El Loco Alemán y el Violinista con el Diablo en el Codo


Klaus Kinski es casi un sinónimo para actor psicópata. Tremenda reputación se labró el actor germano a fuerza de representar roles demenciales con desmesurada pasión, al igual que gracias a su caótica vida fuera de cámaras, plagada de perversiones, violencia, sexo y películas de bajo presupuesto; quedando registrado tal desenfreno, entre papeles, en su infumable autobiografía titulada “Todo lo que necesito es amor”. Sin embargo su mejor legado pervive en sus magistralmente demoníacas actuaciones, especialmente las que logró con su amigo-enemigo, el director Werner Herzog (entre las que se cuentan joyas como “Aguirre : Der Zorn Gottes” o “Fitzcarraldo”). Considerado como el último gran genio que hayan dado las artes escénicas europeas, uno no puede dejar de ver lo que este denominara como `el proyecto de su vida`; una biografía, muy al estilo Kinski, del legendario virtuoso del violín Níccolò Paganini. Una película que, además de protagonizar, él también escribiría, editaría y dirigiría. Los resultados quedan, apenas contenidos, en un tour de force fílmico no apto para públicos delicados.
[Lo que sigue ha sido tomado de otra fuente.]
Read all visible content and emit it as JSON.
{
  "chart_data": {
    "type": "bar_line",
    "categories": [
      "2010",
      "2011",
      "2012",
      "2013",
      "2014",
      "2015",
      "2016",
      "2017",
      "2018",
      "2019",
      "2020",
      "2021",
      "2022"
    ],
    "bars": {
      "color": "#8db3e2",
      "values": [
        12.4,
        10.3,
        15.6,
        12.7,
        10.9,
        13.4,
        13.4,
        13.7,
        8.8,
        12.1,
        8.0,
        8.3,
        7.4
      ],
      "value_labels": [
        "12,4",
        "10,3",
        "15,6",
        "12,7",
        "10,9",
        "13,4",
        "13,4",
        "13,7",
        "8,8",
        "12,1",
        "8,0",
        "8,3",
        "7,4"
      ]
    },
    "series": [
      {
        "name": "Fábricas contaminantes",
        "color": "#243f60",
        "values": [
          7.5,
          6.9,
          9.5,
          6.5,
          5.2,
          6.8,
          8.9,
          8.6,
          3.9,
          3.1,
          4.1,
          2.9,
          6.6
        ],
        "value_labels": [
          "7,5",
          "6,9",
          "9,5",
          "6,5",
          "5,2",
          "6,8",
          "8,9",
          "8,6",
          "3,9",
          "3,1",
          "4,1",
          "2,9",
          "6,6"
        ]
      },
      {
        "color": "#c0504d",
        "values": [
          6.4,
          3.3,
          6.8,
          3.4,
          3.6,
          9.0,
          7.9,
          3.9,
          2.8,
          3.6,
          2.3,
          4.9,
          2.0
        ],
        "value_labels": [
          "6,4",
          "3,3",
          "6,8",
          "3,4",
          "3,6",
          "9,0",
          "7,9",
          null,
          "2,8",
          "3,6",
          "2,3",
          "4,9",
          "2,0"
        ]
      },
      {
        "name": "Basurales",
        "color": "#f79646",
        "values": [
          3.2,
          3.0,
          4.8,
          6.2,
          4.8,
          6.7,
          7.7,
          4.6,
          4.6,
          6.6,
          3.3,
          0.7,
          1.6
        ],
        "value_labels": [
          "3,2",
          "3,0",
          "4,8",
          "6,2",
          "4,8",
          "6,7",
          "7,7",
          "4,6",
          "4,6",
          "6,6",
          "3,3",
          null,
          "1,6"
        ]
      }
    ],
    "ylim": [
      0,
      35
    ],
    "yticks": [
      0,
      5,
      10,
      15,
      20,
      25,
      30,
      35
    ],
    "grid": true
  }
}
“Kinski : Paganini” marca el debut de Klaus como director, aunque es también la última película en la que intervendría. Originalmente ofrecida a Herzog por el propio Kinski, fue rechazada por este, tanto por considerarla “imposible de filmar” como por lo deteriorada que se encontraba la relación entre los dos genios, cada cual tan testarudo y maniático como el otro. Se necesitó mucho tiempo y algo menos que una curiosa coincidencia para que una productora italiana accediera a financiar la cinta. La obra, proyectada como una opera prima de 16 horas, estaría completamente controlada por Kinski, que incorporó en el elenco a buena parte de su familia (su entonces esposa e hijo) y se lanzaría al publico serializada, probablemente por televisión. Pero, cuando, estando cerca de la mitad de la realización, los inversores vieron lo que Klaus había filmado, conmocionados, decidieron abortar el proyecto, para furia del desequilibrado alemán, que con intensa pasión abordaba la tarea. Tras mucho insistir Kinksi logró que se presentara su trabajo, con el material disponible, en forma de largometraje. Lamentablemente lo compuesto por él apenas alcanzaba para armar una película, que debido a su tono y contenido todavía sería cercenada una vez más, llegando a exhibirse el año 1988 en Cannes, provocando estupor y cosechando principalmente opiniones negativas entre críticos y público. Esta es la breve historia, interesante sin duda, de esta película y como vino a ser.


Hablemos ahora del film en cuestión. Es indispensable, antes siquiera de ver la película, saber que Klaus Kinski se creía la reencarnación de Paganini. No pienso dar crédito a la especulación trascendentalista, pero los paralelos entre las vidas de uno y otro son sencillamente desconcertantes; por consideraciones de espacio dejaremos el análisis de este aspecto para otra ocasión. Lo importante es que Kinski, por la anterior razón, tenía especial interés en la realización de este trabajo, que persiguió ya antes de alcanzar fama internacional y que culminaría (si tal cosa se puede decir) apenas un par de años antes de morir. Claro que Kinski es Kinski y no se puede esperar lo mismo de una biopic realizada por Bertolucci que por él. “Kinski : Paganini” es casi una excursión a la lunática mente de Klaus, una especie de tren de pensamiento más que una experiencia narrativa convencional, un montaje irreal y personalísimo llevado al cine, el demonio Kinski capturado en celuloide.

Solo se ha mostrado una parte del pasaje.